Her selfless devotion to him was never considered a sacrifice by her and even though he was a brahmin, a lawyer, it was ironically she who supported him throughout. "He did not practise law and so whatever money I earned, I just placed before him. He invested in business--trucks, cars--but lost everything. I could not bear to see him unhappy. Often he would disappear from home for months on end. The bank people would come and harass me, ask for my property as I was unable to repay the loans. This happened several times. I had to sell everything I had. I will never forget or forgive myself for not being by his bedside before he died. I had a programme in Bombay, but I did not want to go. He insisted because we needed the money. While I was performing, he died."
On her life as a performer, Gangubai recalls the grand old days of the All India Music Conference, when the best in the music world--Omkarnath, Kesarbai, Bismillah Khan, Allauddin Khan, Siddeshwari Devi and many others would come for nine days, from December 25 to January 1 every year and hear each other sing. Each artiste was assigned two sittings. "It was a great experience. Unfortunately those days are over. Nowadays, you seldom see an artiste listening to another artiste. Also, the sangeet jalsas, would go on for hours. I remember the tickets were priced at 50 paise for sitting on the ground and a rupee for a chair! All this may sound quaint today.
"But there was a strong bond between us artistes in the old days.
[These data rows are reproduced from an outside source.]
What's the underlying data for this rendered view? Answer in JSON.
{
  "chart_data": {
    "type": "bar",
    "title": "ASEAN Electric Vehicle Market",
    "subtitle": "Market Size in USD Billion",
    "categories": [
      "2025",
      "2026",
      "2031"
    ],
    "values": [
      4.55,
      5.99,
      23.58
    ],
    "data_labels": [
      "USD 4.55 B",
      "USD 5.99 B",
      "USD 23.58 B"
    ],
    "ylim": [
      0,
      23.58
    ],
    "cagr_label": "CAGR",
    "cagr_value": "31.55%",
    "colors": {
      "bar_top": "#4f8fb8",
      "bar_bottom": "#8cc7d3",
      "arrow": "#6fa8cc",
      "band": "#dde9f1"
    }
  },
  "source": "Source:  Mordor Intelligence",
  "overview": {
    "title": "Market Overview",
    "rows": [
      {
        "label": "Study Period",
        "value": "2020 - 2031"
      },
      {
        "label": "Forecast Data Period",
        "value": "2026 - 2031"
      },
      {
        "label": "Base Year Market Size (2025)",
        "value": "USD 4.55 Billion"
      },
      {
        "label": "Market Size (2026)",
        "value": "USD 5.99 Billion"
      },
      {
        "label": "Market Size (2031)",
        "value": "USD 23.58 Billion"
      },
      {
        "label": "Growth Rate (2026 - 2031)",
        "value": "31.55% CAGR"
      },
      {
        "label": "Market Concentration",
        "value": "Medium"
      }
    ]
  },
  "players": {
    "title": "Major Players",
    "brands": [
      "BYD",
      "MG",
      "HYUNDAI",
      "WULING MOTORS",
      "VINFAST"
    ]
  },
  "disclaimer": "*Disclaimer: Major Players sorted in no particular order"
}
I remember when Siddheshwari Devi was laid in bed with paralysis, we went to meet her and asked her if she needed help. She asked me to sing Bhairavi for her. She listened with tears in her eyes."
Gangubai has many more reflections--on the dance she once learnt--kathak, on her mother whom she loved dearly, on the musical scenario, on concerts, on gharanas, on life, on students of today, on her voice, which many brand as "more manly than the best male voice."
Hubli, the town which has seen Gangubai at every stage of her life, paid a touching tribute to the grand old lady recently on the occasion of her seventy-fifth birthday. The three-day celebration was attended by all those close to her, including her family, Pt. Bhimsen Joshi, Mrs Vijaya Mulley (who has known Gangubai for many years, done research on her and recently made an extremely sensitive film on her), Dr. S. S. Gore, Bhairappa, H. Y. Shardaprasad and several others. Said Shardaprasad, "The greatness of this lady lies in her simplicity--it is this that draws her to both old and young alike." Pt. Bhimsen Joshi recounted his association with her and was moved by the occasion. The special photo and book exhibition on the Kirana gharana, mounted by Sateesh Paknikar of Pune, was outstanding. A book and a series of records released on the occasion throw special light on the life of Gangubai and contain well-researched, valuable material--a treasure for posterity.
Even today, at 75, and yet actively performing, recipient of every comprehensible award, including the Padma Bhushan, the Tansen Award, The Sangeet Natak Akademi Award, among others, Gangubai's experience with life does not allow her to be affected by any of it. She often laughs that Karnataka University has conferred a doctorate on her. "I have not studied beyond class V you know."
Reflecting on the time she was awarded the Padma Bhushan, she says, "Ramanna and I stayed up the whole night and remembered all the things one would like to forget--the mental traumas, the pain, the suffering. What a happy moment and such unhappy thoughts!"
A lot of people ask Gangubai what it feels like being 75. She smiles, but has no words. The look on her face tells you all. It is almost as if she is laughing at the words, scoffing those who shower her with honour and respectability now, when she no longer needs it; perhaps when she was 25 or 30 she would have had more use for it!